C’est une excellente question. C’est vrai, au début du groupe, tout dans la musique tournait autour du riff de guitare. Nous commencions une chanson avec un riff de guitare : « Est-ce qu’il a un phrasé sympa ? Qu’est-ce qu’on ressent ? Est-ce que ça envoie ? » Une fois que nous avons commencé à avoir plus de succès, à développer et explorer différentes choses après Blood, j’ai commencé à voir ce qui faisait notre réussite et pourquoi nous avions plus de succès aujourd’hui après toutes ces années. J’ai réalisé que oui, j’adore les guitares, j’ai toujours adoré les guitar heros, le shred et les super plans de guitare, mais il faut aussi que ça ait sa place dans la chanson. Il y a des groupes qui sont à fond sur le shred, mais dans In This Moment, je pense que nous cherchons plutôt à ce que chaque chanson se démarque. Je veux inspirer Maria car les meilleures chansons que nous obtenons sont celles auxquelles elle se sent connectée et qui la poussent à creuser profondément dans ses émotions. Elle met cette émotion dans ses textes et sa prestation, et ça attire les gens. Donc mon approche de la guitare durant ces dernières années a été de servir la chanson et ne pas du tout me soucier de savoir si je joue un solo de guitare, de faire du riffing ou du shred… C’est difficile aussi, parce que je pense toujours comme un guitariste et que je veux faire du riff, mais j’essaye toujours de faire ce qui est le mieux pour la chanson et pas vraiment ce que j’ai envie de faire à la guitare. Ce n’est pas vraiment la guitare qui est importante, c’est tout l’ensemble.
Donc tu dirais que quand vous composez dans ce groupe, il s’agit surtout de soutenir la prestation vocale de Maria ?
Je dirais que oui, à quatre-vingts pour cent. Evidemment, si nous entendons un riff ou une partie de guitare sympas, ça va là aussi guider les choses. Mais la plupart du temps, il s’agit de soutenir la chanson, faire que Maria se sente bien et ait une bonne partie de chant, plutôt que se focaliser sur le riff de guitare en tant que tel. Ceci étant dit, nous sommes passés par une phase où nous avions beaucoup de guitare sur Blood et ça a diminué sur Black Widow et Ritual. Maintenant, j’ai l’impression que cet album est celui qui a le plus de guitare depuis Blood. Nous avons quelques solos et nous avons mis un point d’honneur à ce que les guitares soient un petit peu plus brut. Le focus est donc un petit plus sur la guitare sur cet album.
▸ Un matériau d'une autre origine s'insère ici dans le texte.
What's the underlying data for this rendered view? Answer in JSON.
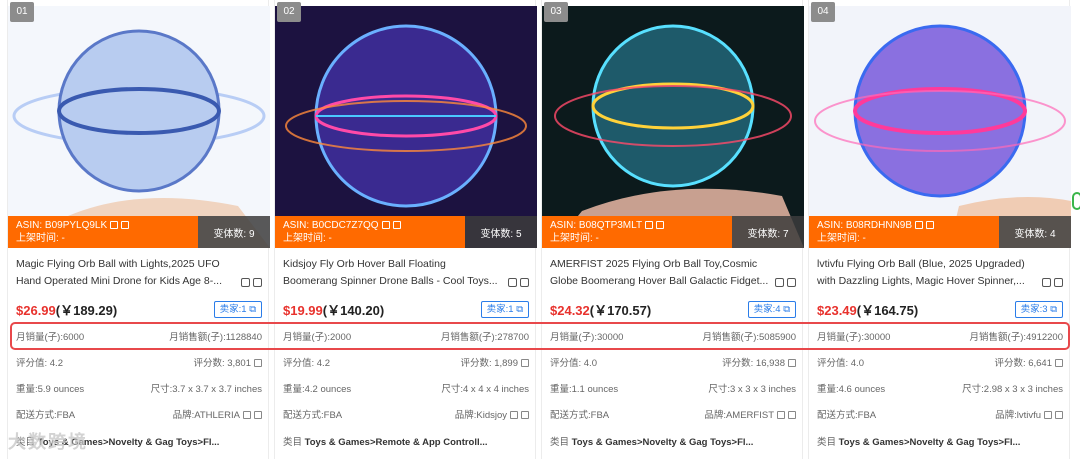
{
  "cards": [
    {
      "rank": "01",
      "asin": "ASIN: B09PYLQ9LK",
      "listing": "上架时间: -",
      "variants": "变体数: 9",
      "title1": "Magic Flying Orb Ball with Lights,2025 UFO",
      "title2": "Hand Operated Mini Drone for Kids Age 8-...",
      "price_usd": "$26.99",
      "price_cny": "(￥189.29)",
      "seller": "卖家:1",
      "monthly_sales": "月销量(子):6000",
      "monthly_revenue": "月销售额(子):1128840",
      "rating": "评分值: 4.2",
      "reviews": "评分数: 3,801",
      "weight": "重量:5.9 ounces",
      "size": "尺寸:3.7 x 3.7 x 3.7 inches",
      "fulfillment": "配送方式:FBA",
      "brand": "品牌:ATHLERIA",
      "category_label": "类目",
      "category": "Toys & Games>Novelty & Gag Toys>Fl...",
      "image_colors": [
        "#9db8e8",
        "#dfe8f8"
      ]
    },
    {
      "rank": "02",
      "asin": "ASIN: B0CDC7Z7QQ",
      "listing": "上架时间: -",
      "variants": "变体数: 5",
      "title1": "Kidsjoy Fly Orb Hover Ball Floating",
      "title2": "Boomerang Spinner Drone Balls - Cool Toys...",
      "price_usd": "$19.99",
      "price_cny": "(￥140.20)",
      "seller": "卖家:1",
      "monthly_sales": "月销量(子):2000",
      "monthly_revenue": "月销售额(子):278700",
      "rating": "评分值: 4.2",
      "reviews": "评分数: 1,899",
      "weight": "重量:4.2 ounces",
      "size": "尺寸:4 x 4 x 4 inches",
      "fulfillment": "配送方式:FBA",
      "brand": "品牌:Kidsjoy",
      "category_label": "类目",
      "category": "Toys & Games>Remote & App Controll...",
      "image_colors": [
        "#1a1040",
        "#4a3ab8"
      ]
    },
    {
      "rank": "03",
      "asin": "ASIN: B08QTP3MLT",
      "listing": "上架时间: -",
      "variants": "变体数: 7",
      "title1": "AMERFIST 2025 Flying Orb Ball Toy,Cosmic",
      "title2": "Globe Boomerang Hover Ball Galactic Fidget...",
      "price_usd": "$24.32",
      "price_cny": "(￥170.57)",
      "seller": "卖家:4",
      "monthly_sales": "月销量(子):30000",
      "monthly_revenue": "月销售额(子):5085900",
      "rating": "评分值: 4.0",
      "reviews": "评分数: 16,938",
      "weight": "重量:1.1 ounces",
      "size": "尺寸:3 x 3 x 3 inches",
      "fulfillment": "配送方式:FBA",
      "brand": "品牌:AMERFIST",
      "category_label": "类目",
      "category": "Toys & Games>Novelty & Gag Toys>Fl...",
      "image_colors": [
        "#0a1a20",
        "#2a8a8a"
      ]
    },
    {
      "rank": "04",
      "asin": "ASIN: B08RDHNN9B",
      "listing": "上架时间: -",
      "variants": "变体数: 4",
      "title1": "lvtivfu Flying Orb Ball (Blue, 2025 Upgraded)",
      "title2": "with Dazzling Lights, Magic Hover Spinner,...",
      "price_usd": "$23.49",
      "price_cny": "(￥164.75)",
      "seller": "卖家:3",
      "monthly_sales": "月销量(子):30000",
      "monthly_revenue": "月销售额(子):4912200",
      "rating": "评分值: 4.0",
      "reviews": "评分数: 6,641",
      "weight": "重量:4.6 ounces",
      "size": "尺寸:2.98 x 3 x 3 inches",
      "fulfillment": "配送方式:FBA",
      "brand": "品牌:lvtivfu",
      "category_label": "类目",
      "category": "Toys & Games>Novelty & Gag Toys>Fl...",
      "image_colors": [
        "#e0e8f8",
        "#ff5ab0"
      ]
    }
  ],
  "watermark": "大数跨境"
}
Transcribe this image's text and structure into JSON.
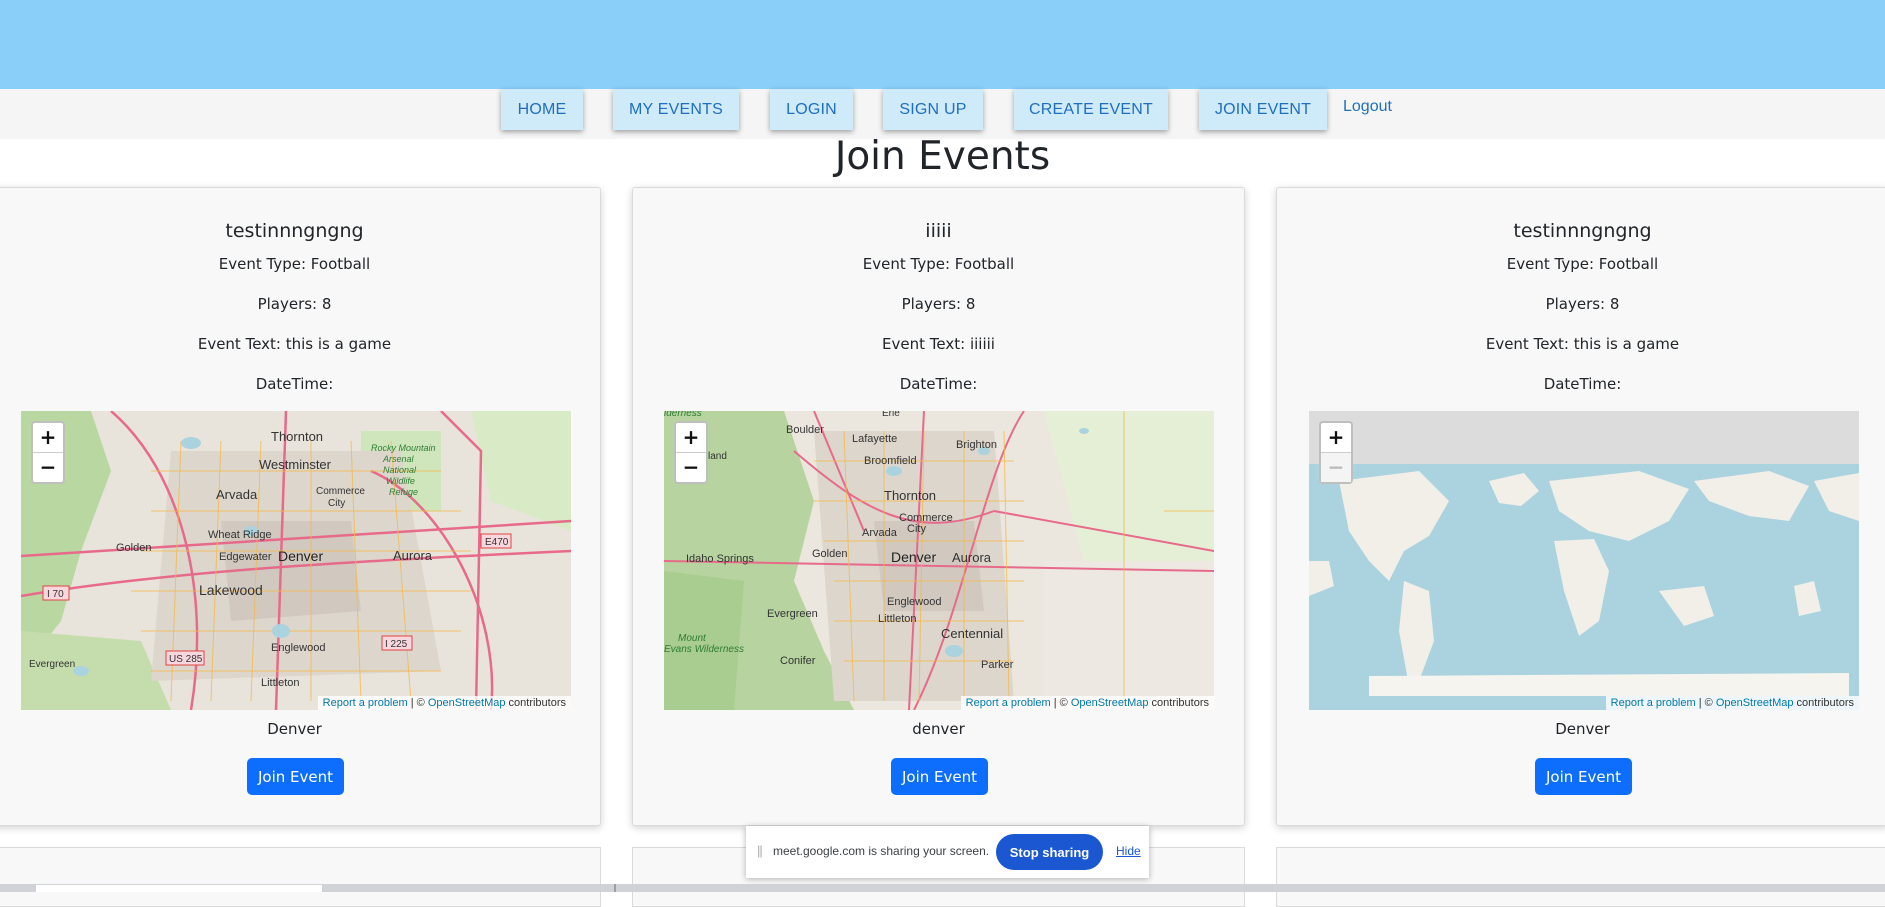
{
  "nav": {
    "items": [
      {
        "label": "HOME"
      },
      {
        "label": "MY EVENTS"
      },
      {
        "label": "LOGIN"
      },
      {
        "label": "SIGN UP"
      },
      {
        "label": "CREATE EVENT"
      },
      {
        "label": "JOIN EVENT"
      }
    ],
    "logout": "Logout"
  },
  "page": {
    "title": "Join Events"
  },
  "events": [
    {
      "title": "testinnngngng",
      "event_type": "Event Type: Football",
      "players": "Players: 8",
      "event_text": "Event Text: this is a game",
      "datetime": "DateTime:",
      "location": "Denver",
      "join_label": "Join Event"
    },
    {
      "title": "iiiii",
      "event_type": "Event Type: Football",
      "players": "Players: 8",
      "event_text": "Event Text: iiiiii",
      "datetime": "DateTime:",
      "location": "denver",
      "join_label": "Join Event"
    },
    {
      "title": "testinnngngng",
      "event_type": "Event Type: Football",
      "players": "Players: 8",
      "event_text": "Event Text: this is a game",
      "datetime": "DateTime:",
      "location": "Denver",
      "join_label": "Join Event"
    }
  ],
  "map": {
    "zoom_in": "+",
    "zoom_out": "−",
    "report": "Report a problem",
    "separator": " | © ",
    "osm": "OpenStreetMap",
    "contributors": " contributors",
    "labels_map1": [
      "Thornton",
      "Westminster",
      "Rocky Mountain",
      "Arsenal",
      "National",
      "Wildlife",
      "Refuge",
      "Arvada",
      "Commerce",
      "City",
      "Wheat Ridge",
      "Golden",
      "Edgewater",
      "Denver",
      "Aurora",
      "E470",
      "Lakewood",
      "I 70",
      "US 285",
      "I 225",
      "Englewood",
      "Evergreen",
      "Littleton"
    ],
    "labels_map2": [
      "Boulder",
      "Erie",
      "Lafayette",
      "Brighton",
      "Broomfield",
      "Thornton",
      "Commerce",
      "City",
      "Arvada",
      "Golden",
      "Idaho Springs",
      "Denver",
      "Aurora",
      "Englewood",
      "Littleton",
      "Centennial",
      "Evergreen",
      "Conifer",
      "Parker",
      "Mount",
      "Evans Wilderness",
      "lderness",
      "ederland"
    ]
  },
  "share_bar": {
    "message": "meet.google.com is sharing your screen.",
    "stop": "Stop sharing",
    "hide": "Hide"
  },
  "colors": {
    "banner": "#89cff9",
    "nav_button": "#cfeaf8",
    "join_button": "#0d6efd",
    "stop_sharing": "#1a57d1"
  }
}
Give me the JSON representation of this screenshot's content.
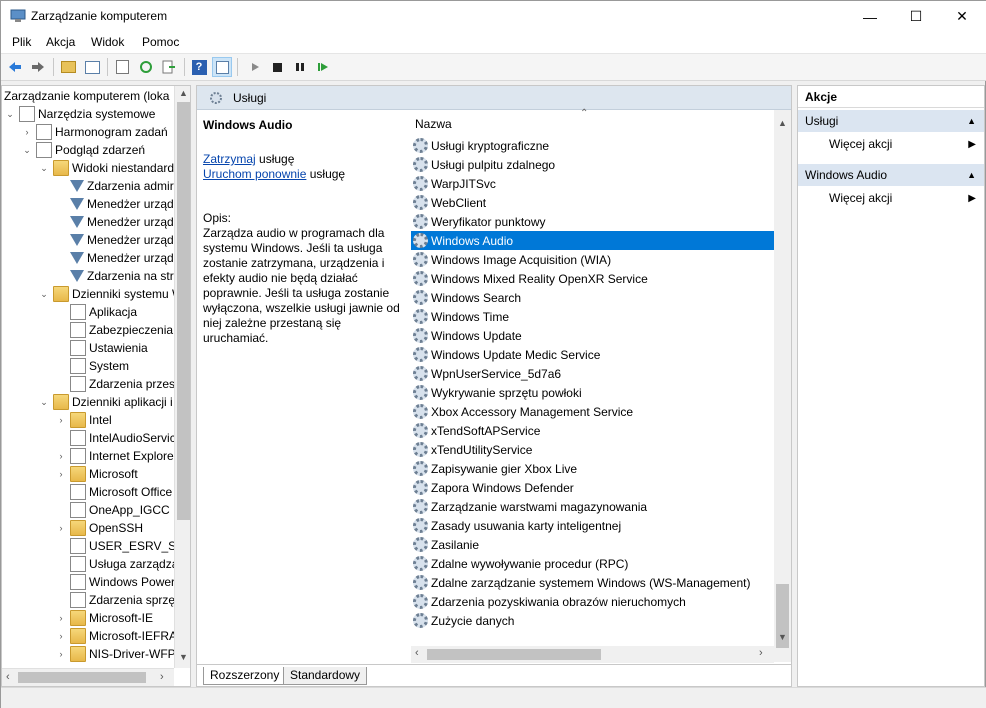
{
  "window": {
    "title": "Zarządzanie komputerem"
  },
  "menu": [
    "Plik",
    "Akcja",
    "Widok",
    "Pomoc"
  ],
  "tree": {
    "root": "Zarządzanie komputerem (loka",
    "items": [
      {
        "label": "Narzędzia systemowe",
        "icon": "tools-icon"
      },
      {
        "label": "Harmonogram zadań",
        "icon": "clock-icon"
      },
      {
        "label": "Podgląd zdarzeń",
        "icon": "event-viewer-icon"
      },
      {
        "label": "Widoki niestandard",
        "icon": "folder-icon"
      },
      {
        "label": "Zdarzenia admir",
        "icon": "filter-icon"
      },
      {
        "label": "Menedżer urząd",
        "icon": "filter-icon"
      },
      {
        "label": "Menedżer urząd",
        "icon": "filter-icon"
      },
      {
        "label": "Menedżer urząd",
        "icon": "filter-icon"
      },
      {
        "label": "Menedżer urząd",
        "icon": "filter-icon"
      },
      {
        "label": "Zdarzenia na str",
        "icon": "filter-icon"
      },
      {
        "label": "Dzienniki systemu W",
        "icon": "folder-icon"
      },
      {
        "label": "Aplikacja",
        "icon": "log-icon"
      },
      {
        "label": "Zabezpieczenia",
        "icon": "log-icon"
      },
      {
        "label": "Ustawienia",
        "icon": "log-icon"
      },
      {
        "label": "System",
        "icon": "log-icon"
      },
      {
        "label": "Zdarzenia przesy",
        "icon": "log-icon"
      },
      {
        "label": "Dzienniki aplikacji i",
        "icon": "folder-icon"
      },
      {
        "label": "Intel",
        "icon": "folder-icon"
      },
      {
        "label": "IntelAudioServic",
        "icon": "log-icon"
      },
      {
        "label": "Internet Explore",
        "icon": "log-icon"
      },
      {
        "label": "Microsoft",
        "icon": "folder-icon"
      },
      {
        "label": "Microsoft Office",
        "icon": "log-icon"
      },
      {
        "label": "OneApp_IGCC",
        "icon": "log-icon"
      },
      {
        "label": "OpenSSH",
        "icon": "folder-icon"
      },
      {
        "label": "USER_ESRV_SVC",
        "icon": "log-icon"
      },
      {
        "label": "Usługa zarządza",
        "icon": "log-icon"
      },
      {
        "label": "Windows Power",
        "icon": "log-icon"
      },
      {
        "label": "Zdarzenia sprzęt",
        "icon": "log-icon"
      },
      {
        "label": "Microsoft-IE",
        "icon": "folder-icon"
      },
      {
        "label": "Microsoft-IEFRA",
        "icon": "folder-icon"
      },
      {
        "label": "NIS-Driver-WFP",
        "icon": "folder-icon"
      }
    ]
  },
  "middle": {
    "header": "Usługi",
    "selected_service": "Windows Audio",
    "stop_link": "Zatrzymaj",
    "stop_suffix": "usługę",
    "restart_link": "Uruchom ponownie",
    "restart_suffix": "usługę",
    "desc_label": "Opis:",
    "desc_text": "Zarządza audio w programach dla systemu Windows. Jeśli ta usługa zostanie zatrzymana, urządzenia i efekty audio nie będą działać poprawnie. Jeśli ta usługa zostanie wyłączona, wszelkie usługi jawnie od niej zależne przestaną się uruchamiać.",
    "column": "Nazwa",
    "services": [
      "Usługi kryptograficzne",
      "Usługi pulpitu zdalnego",
      "WarpJITSvc",
      "WebClient",
      "Weryfikator punktowy",
      "Windows Audio",
      "Windows Image Acquisition (WIA)",
      "Windows Mixed Reality OpenXR Service",
      "Windows Search",
      "Windows Time",
      "Windows Update",
      "Windows Update Medic Service",
      "WpnUserService_5d7a6",
      "Wykrywanie sprzętu powłoki",
      "Xbox Accessory Management Service",
      "xTendSoftAPService",
      "xTendUtilityService",
      "Zapisywanie gier Xbox Live",
      "Zapora Windows Defender",
      "Zarządzanie warstwami magazynowania",
      "Zasady usuwania karty inteligentnej",
      "Zasilanie",
      "Zdalne wywoływanie procedur (RPC)",
      "Zdalne zarządzanie systemem Windows (WS-Management)",
      "Zdarzenia pozyskiwania obrazów nieruchomych",
      "Zużycie danych"
    ],
    "tabs": [
      "Rozszerzony",
      "Standardowy"
    ]
  },
  "actions": {
    "title": "Akcje",
    "section1": "Usługi",
    "more1": "Więcej akcji",
    "section2": "Windows Audio",
    "more2": "Więcej akcji"
  }
}
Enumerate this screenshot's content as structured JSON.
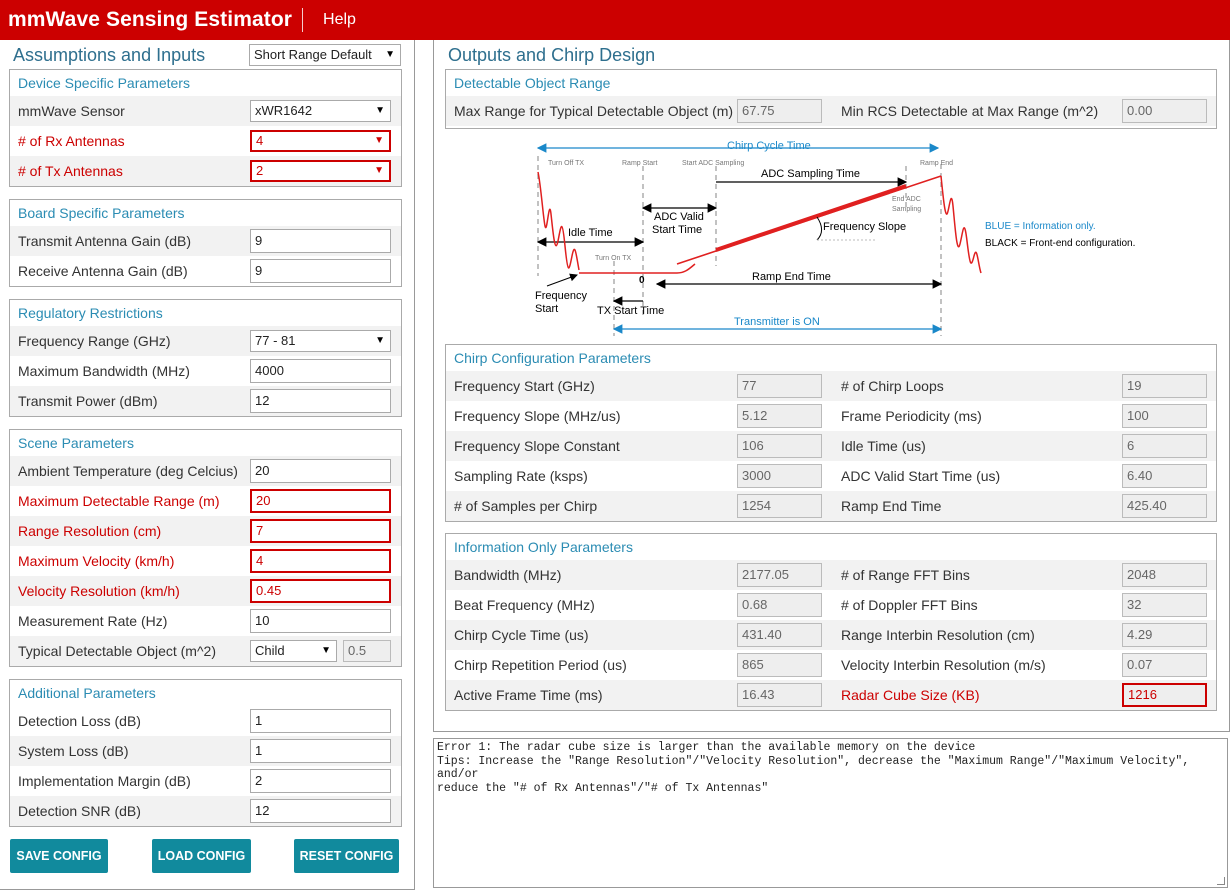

A quel point faut-il acquérir une certaine sagesse, quand on est guitariste, pour faire ce qui est le mieux pour la chanson et pas ce qui est le mieux pour notre ego ?
[Petits rires] C’est étrange. J’ai vécu un tournant dans ma carrière, car je n’ai jamais pensé que j’allais me retrouver dans un groupe avec une fille, je n’ai jamais planifié ça ainsi. Ceci est mon premier groupe a succès, je n’ai pas eu beaucoup de groupes qui ont rencontré du succès, donc j’ai appris au fil des années : ai-je envie de me battre contre le progrès de mon groupe ou bien ai-je envie de soutenir ce qui fonctionne ? Je comprends pourquoi nous avons du succès et pourquoi les gens sont attirés par le groupe. Je n’ai pas envie d’essayer de rendre ce succès plus difficile à obtenir. Maria, In This Moment et moi-même, nous réussissons. C’est du bon sens, c’est ce qui va le mieux marcher. Si j’ai envie de faire un album de guitare, je peux toujours le faire, je peux toujours composer des trucs différents ou faire un projet parallèle pour ça. Je veux réussir, c’est ma carrière et j’investis beaucoup de temps et d’énergie dans In This Moment. Je suis partenaire à parts égales avec Maria, il y a plein de domaines dans lesquels elle tient les rênes mais elle m’en parle toujours. Je sais où sont nos forces et soutenir ces forces contribue à notre succès.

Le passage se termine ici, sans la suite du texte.